- Born: Mary Elizabeth Chambers July 31, 1875 New York City, United States
- Died: 1950 Hamilton, Ontario, Canada
- Education: Vassar College (1897)
- Occupations: Charity worker, social reformer
- Organizations: Hamilton Birth Control League Birth Control Society of Hamilton
- Known for: Founder of Canada's first birth control clinic
- Spouse: William Clark Hawkins

= Mary Elizabeth Hawkins =

Canadian birth control activist (1875–1950)

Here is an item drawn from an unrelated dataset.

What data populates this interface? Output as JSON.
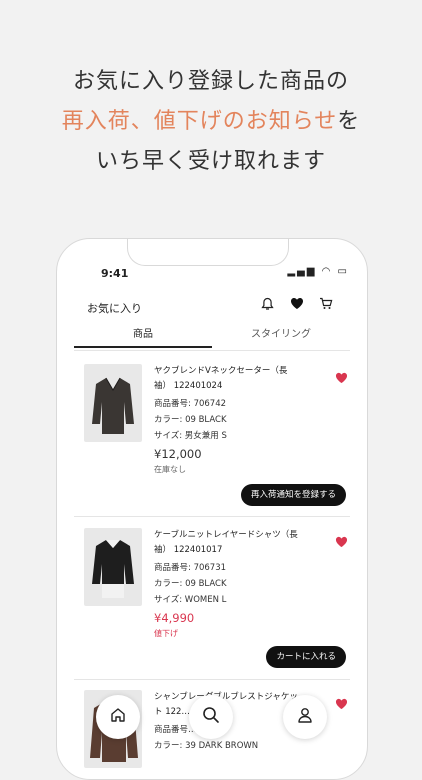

Mary Elizabeth Hawkins, née Chambers (1875–1950) was a Canadian charity worker, founder of Canada's first birth control clinic. A widow in Hamilton, Ontario, Hawkins founded the Hamilton Birth Control League in 1931, which soon established a birth control clinic in the city.

==Life==
Mary Elizabeth Chambers was born in New York City on July 31, 1875, the daughter of Frank Ross Chambers and Mary Elizabeth Pease. She graduated from Vassar College in 1897 and in the following year married William Clark Hawkins, an engineer. The pair moved to Hamilton, Ontario in 1901.

Hawkins became an active charity worker in Hamilton. During World War I she served as administrator for the Canadian Field Comforts Commission. She helped found the Family Service Bureau in 1923, the Community Chest in 1927, and the Women's Civic Club. She was active in the Red Cross, and also served as president of an Infant's Home.

== Founding of the Hamilton birth control clinic ==

In 1931, Hawkins founded the Hamilton Birth Control League, later known as the Birth Control Society of Hamilton, after years of work in the city's charitable and welfare organizations. A graduate of Vassar College and a prominent Hamilton volunteer, she had helped establish the Family Service Bureau and the Community Chest and had become deeply involved in maternal and child welfare. During the economic crisis of the Great Depression, she came to regard access to reliable birth-control information as a matter of public health and social welfare rather than private morality.

Hamilton proved a receptive setting for Hawkins's efforts because it already had a strong network of women involved in organized charity, child welfare, and social reform. Early discussions of the new movement took place privately; historians have noted that the initiative first operated "behind the closed living room doors of Hamilton's wealthy matrons", with Hawkins among the leading organizers.

Working through these reform networks, Hawkins organized the opening of a clinic in Hamilton on 3 March 1932. Contemporary and later historical sources regard it as the first birth-control clinic in Canada. The legal and social risks were considerable: the Criminal Code still prohibited the sale, advertisement, and dissemination of contraceptive information unless it could be defended as serving the public good. Hawkins nevertheless moved ahead, presenting the clinic as a practical response to poverty, maternal ill health, and the pressures faced by large families during the Depression.

Hawkins's role was primarily organizational and administrative. She established the clinic, oversaw its fundraising and operations, and secured medical participation for a venture that many physicians considered professionally and legally risky. The first doctor hired as medical director resigned after only three weeks. Hawkins then approached Elizabeth Bagshaw and persuaded her to assume the position; Bagshaw would remain medical director for more than three decades.

The clinic's early years also reflected the controversy surrounding contraception. According to Hamilton historical sources, some local clerics and traditionalists denounced birth control as "a dirty thing", and several physicians refused to rent the clinic medical space. Despite these obstacles, Hawkins and her allies succeeded in keeping the clinic open through donations, volunteers, and discreet local support. By the end of its first year, approximately 398 women had received advice at the clinic.

Hawkins remained president of the organization from the clinic's founding until her death in 1950.